En su nuevo libro, estas acotaciones narrativas de contemplar la realidad cotidiana con la extrañeza de lo invisible continúa. Ese imbécil va a escribir una novela (Alfaguara, 2025) es una historia que cuenta las andanzas de un escritor y periodista llamado Juan José Millás a quien su redactora jefe del diario en el que trabaja le acaba de asignar que escriba un reportaje sobre lo que se le antoje. El desafío inquietante que se le presenta le produce al personaje, también llamado Juan José Millás, cierta desazón, y se convierte en una trama repleta de entresijos que no se sabe hacia donde se encaminará. Durante el transcurso del relato, las conexiones reflexivas del narrador, del personaje y del autor irán conformando un devenir de extrañezas y miradas que van dando vueltas en círculos, sin un plan preestablecido, propiciando un continuo vaivén entre lo ficticio y las realidades paralelas que se interponen entre ellos mismos en busca de ese reportaje incierto, objeto de encargo.

Por aquí asoma lo misterioso de su narrativa, entremezclado con evocaciones de otras obras suyas, bajo esa escritura precisa y veloz tan característica de su literatura, que revela el misterio de su mirada inimitable, entre realista y onírica, donde se mezclan el humor y la ironía. Por estos pasadizos y meandros transcurre el hilo del relato, por rendijas por las que se asoma el personaje, tan ocurrente y campechano, frente a la fabulación, manejando la realidad como si de ficción se tratara. Quien habla aquí, quien actúa y quien firma es un Millás triplicado, convertido en personaje, narrador y autor, capaz de trasponerse ingeniosamente con gracia y desparpajo. Tiene la habilidad de pasar de cirujano a prestidigitador del lenguaje, a base de juntar palabras para contar historias colaterales de su vida cotidiana. No hay nada más recurrente para él que escribir una historia y despojar a la realidad de sus vestidos corrientes, las palabras, para conectarlas con otras aspiraciones y significados.

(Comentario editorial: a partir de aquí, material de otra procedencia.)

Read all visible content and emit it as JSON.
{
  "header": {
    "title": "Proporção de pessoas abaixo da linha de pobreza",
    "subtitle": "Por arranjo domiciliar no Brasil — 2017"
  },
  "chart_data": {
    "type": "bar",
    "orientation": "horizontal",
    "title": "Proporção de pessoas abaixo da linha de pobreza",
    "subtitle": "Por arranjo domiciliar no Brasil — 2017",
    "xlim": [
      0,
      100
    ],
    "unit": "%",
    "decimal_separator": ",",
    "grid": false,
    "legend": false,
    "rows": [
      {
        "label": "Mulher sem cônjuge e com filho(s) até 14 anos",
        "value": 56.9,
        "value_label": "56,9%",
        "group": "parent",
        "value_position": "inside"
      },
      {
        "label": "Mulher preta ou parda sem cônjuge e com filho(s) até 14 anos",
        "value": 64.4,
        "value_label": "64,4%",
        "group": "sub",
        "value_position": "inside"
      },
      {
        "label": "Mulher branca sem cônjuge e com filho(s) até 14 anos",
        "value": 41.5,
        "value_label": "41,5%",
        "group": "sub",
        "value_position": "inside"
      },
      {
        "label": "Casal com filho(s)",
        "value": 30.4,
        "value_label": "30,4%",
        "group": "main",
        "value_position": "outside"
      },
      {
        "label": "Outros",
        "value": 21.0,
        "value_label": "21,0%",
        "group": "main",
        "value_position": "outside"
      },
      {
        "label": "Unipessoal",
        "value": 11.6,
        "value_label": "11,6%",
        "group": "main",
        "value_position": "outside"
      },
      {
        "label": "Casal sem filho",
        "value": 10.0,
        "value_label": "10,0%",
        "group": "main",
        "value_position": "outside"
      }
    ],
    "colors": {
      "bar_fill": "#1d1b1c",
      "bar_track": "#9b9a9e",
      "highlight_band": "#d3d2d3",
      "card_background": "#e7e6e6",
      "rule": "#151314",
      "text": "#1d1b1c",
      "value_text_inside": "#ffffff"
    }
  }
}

Sabe que en el reportaje los materiales vienen de fuera, al contrario de los materiales de la novela que, según él, vienen de dentro. Por eso mismo, sostiene que no es necesario que la construcción de una novela tenga que estar representada en un plano, como un edificio, sino que “una novela se comienza de cualquier forma, a veces por el techo, igual que un sistema filosófico”. Le gusta trascender, además, que el lenguaje no está en nuestra mano, sino nosotros en la suya y nos usa para apretar o aflojar los tornillos de la realidad, como dejó dicho en la citada novela La mujer loca. La ficción, a su entender, aguanta más que la realidad. Y por ello es por lo que lo ficticio y lo real se convierten en su literatura en un fingimiento de verdades paralelas o imaginadas.


En Ese imbécil va a escribir una novela entramos en el terreno de la experiencia de la fabulación que tantas veces le ocurre al yo que Millás lleva dentro y fuera que no para de reinventarse. Como suele ocurrir en sus novelas, el lector asiste a una narrativa de provocación deliberada, de ponerle en un brete, en la tarea de dilucidar sobre lo que hay de verdadero y de fingido en su creación artística, todo un desafío. Pero en esta, además, hay una vuelta de tuerca más, un giro en su mapa de obsesiones que transita entre la búsqueda de un extraño reportaje y una singular novela que nos conduce al disfrute de un nuevo brote de su universo literario aún activo, ávido, curioso e inquieto donde encontrar intenciones más profundas de desentrañar la realidad.